I can tell he’s surprised, but he kisses me back. However, it’s a respectful kiss. There’s no tongue, and he doesn’t try and deepen the kiss. His mouth is warm, but I feel no lust. No stirring in my groin. It’s the complete opposite of what I felt the first time I kissed Paolo. But still, it makes me happy and comforted to have such a nice alpha watching out for me. I truly believe that Sully has only good intentions toward me.

I end the kiss and smile up at him. “Thanks again for your compassion, Sully.”

“My pleasure.” He laughs gruffly, and then turns to head down the stairs at the end of the long hallway.

I watch him until he’s out of sight and then I go inside. I’m still in shock about the possibility of being pregnant. I probably won’t be able to sleep tonight. My mind is swirling with fear, but also possibilities. Logically, I know better than to get my hopes up. Being pregnant would be a miracle and a curse.

I touch my stomach, and my heart aches. I long to have a child, but I also know if I am pregnant, the road ahead will be very difficult. If this baby actually exists, it’ll be a never ending, painful reminder of the alpha I loved and lost.

Chapter Fourteen

Paolo

I’m numb as I watch the red-haired alpha drive away. Watching Connor kiss that other alpha is probably the worst moment of my life. It’s ten times more painful because Connor initiated the kiss. I grip the steering wheel, shivering as the chill of the night sinks into me.

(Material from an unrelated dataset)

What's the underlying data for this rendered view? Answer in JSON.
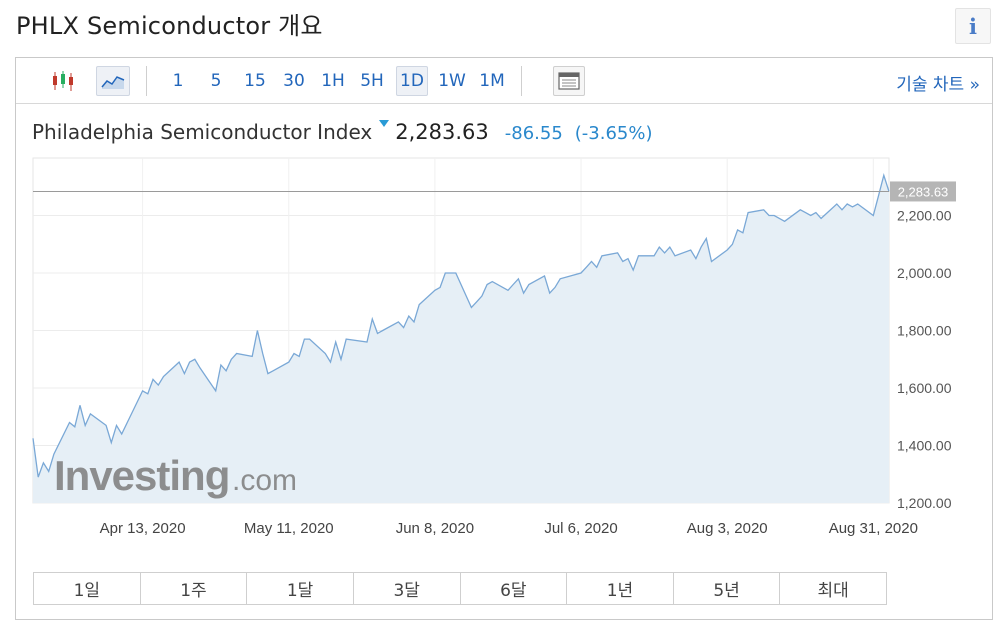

I’ve been such a fool. I chased after Connor like a lovesick idiot, and now I have to face the fact that he never felt the same toward me. The warm smiles and kisses, they meant nothing. The allowing me to knot him, it meant nothing. None of the time I spent with Connor meant a damn thing.

Part of me wants to confront him. But what would be the point? Am I truly so pathetic I’d let him see how much he hurt me? Have I no pride? He’s obviously moved on and I need to do the same.

But, despite my anger and pain, I don’t drive away. I can’t seem to do it. I sit in my car staring at the balcony above where I saw Connor kiss that other alpha. The image is burned on my retina. I’ve never had my heart broken before. This is a new and agonizing sensation.

If I had a shred of self-worth, I’d go home. But my pride seems to have deserted me. I sit in my car all night, staring like a stalker at the balcony. I’m chilled to the bone and exhausted by the time the sky morphs into a soft pink and purple. I need to use the bathroom and I need coffee, but I can’t seem to force myself to leave.

Once the sun is fully up, my bladder will be ignored no longer. I drive away to find a coffee shop. There’s one not far away called The Bean Shop. It’s a small space, and as I enter a buzzer sounds somewhere in the shop. A young female omega comes out of the back.

“Good morning, what can I get you?” She smiles and wipes her hands on her red apron.